Westinghouse Announces Up To 1,200 Layoffs
December 19, 2004
COLUMBIA, S.C. - Westinghouse Savannah River Co. plans to lay off up to 1,200 workers by Oct. 1, company spokesman Will Callicott said Thursday.
Westinghouse President Bob Pedde told employees in an e-mail the company that operates at the Savannah River Site near Aiken had formally requested the layoffs, which need Department of Energy approval, Callicott said.
Up to 800 additional workers could be laid off by Oct. 1, 2006, Callicott said, as site projects come to a close at the former nuclear weapons complex.
Westinghouse is involved in the cleanup of waste left behind from nuclear weapons production during the Cold War as well as environmental management and waste solidification at SRS.
"It is the result of a fairly lengthy analysis of the business and where we're going," Callicott said. "Also, it's the reflection that there is a lot of project work that is getting successfully completed."
The layoffs will cover a broad spectrum of employees including senior management level, Callicott said.
In October, the company had 10,225 employees at the site.
"There is no ideal timing," Pedde said in an e-mail to employees. "In fact, the holiday season could be seen as the worst possible timing. However, I think we owe you the information we have."
Westinghouse has warned more layoffs were coming. Pedde said the company had been evaluating the work force needs.
In the e-mail, Pedde used an example of one area of the site that once supported about 800 workers but is on its way to achieving deactivation in 2006. He said all plutonium has been removed from the F Canyon facility.
Pedde also noted a project packaging plutonium is scheduled to end in March and spent fuel has been consolidated to one facility from three.
"We continue to demolish buildings with no identified future mission (over 100 to date), reducing both the risk and the maintenance and support obligations associated with those buildings," he wrote. "And, as we have fewer operations to support, we are obligated to reduce support, infrastructure and overhead functions _ including management."
Gov. Mark Sanford's spokesman Will Folks said the layoffs were disappointing but Sanford would continue to pursue income tax relief and other reforms to improve the state's business climate, create more jobs and strengthen economic clusters.
Earlier this month, Global Containment Systems, a new subsidiary of a leading air-filter maker, announced plans to create 800 jobs and invest $60 million in the next five years after it builds its headquarters near SRS.
Sanford said the announcement furthers the economic cluster in the area.
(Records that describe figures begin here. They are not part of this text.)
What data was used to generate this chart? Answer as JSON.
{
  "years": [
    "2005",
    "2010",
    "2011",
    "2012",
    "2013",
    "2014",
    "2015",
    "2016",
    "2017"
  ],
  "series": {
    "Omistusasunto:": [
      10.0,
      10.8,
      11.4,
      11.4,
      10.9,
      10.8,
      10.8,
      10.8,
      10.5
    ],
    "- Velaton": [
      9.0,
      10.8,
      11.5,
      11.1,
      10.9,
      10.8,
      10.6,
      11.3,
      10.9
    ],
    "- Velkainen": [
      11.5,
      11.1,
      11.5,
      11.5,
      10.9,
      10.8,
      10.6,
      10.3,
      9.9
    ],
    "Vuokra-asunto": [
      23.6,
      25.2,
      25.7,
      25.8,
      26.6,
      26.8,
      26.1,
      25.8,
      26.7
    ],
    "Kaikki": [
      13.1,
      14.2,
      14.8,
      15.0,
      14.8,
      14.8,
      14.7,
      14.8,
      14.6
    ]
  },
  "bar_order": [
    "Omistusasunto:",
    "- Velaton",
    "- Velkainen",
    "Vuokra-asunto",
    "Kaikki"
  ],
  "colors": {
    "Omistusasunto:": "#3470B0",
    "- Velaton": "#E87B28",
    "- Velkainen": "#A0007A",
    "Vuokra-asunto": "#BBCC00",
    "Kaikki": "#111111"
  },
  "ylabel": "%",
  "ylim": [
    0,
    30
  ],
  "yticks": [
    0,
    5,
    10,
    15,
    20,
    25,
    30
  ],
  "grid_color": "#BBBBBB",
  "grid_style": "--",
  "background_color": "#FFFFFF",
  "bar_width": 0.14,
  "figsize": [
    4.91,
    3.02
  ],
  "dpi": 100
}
Much of the company's promise of 800 jobs is staked on when the federal government begins construction on a facility that would convert weapons-grade plutonium into fuel for commercial nuclear power plants.
But construction of the planned a mixed-oxide fuel facility at SRS, which also would bring hundreds of jobs, has been delayed.
"Obviously while the governor is focused on the big picture of making South Carolina more competitive and creating new jobs, we're hopeful leaders in Washington, like Sen. (Lindsey) Graham will be successful in expanding the mission at SRS," Folks said. "We're hopeful that our leadership in Washington will prevent future job losses,"
Site supporters also want the DOE to build a $4 billion plant at SRS that would make plutonium triggers for nuclear weapons, but a decision has not been made on where, or even if, the agency will build the plant.
Graham's spokesman Kevin Bishop said the senator would issue a statement Friday.
State Rep. Jim Stewart, R-Aiken, called the layoffs "a terrible thing."
"They are a very talented group that works out there," Stewart said. "The whole thing is governed by funding. They're not trying to get rid of people, they just don't have the funds."
But Callicott said it wasn't a "budget-driven exercise."
"These changes will be seen negatively by some," Pedde said. "In reality, they represent significant progress for the site as risk to the environment and fellow workers is eliminated, operational cost for the taxpayer is reduced and the site is made ready for future new missions."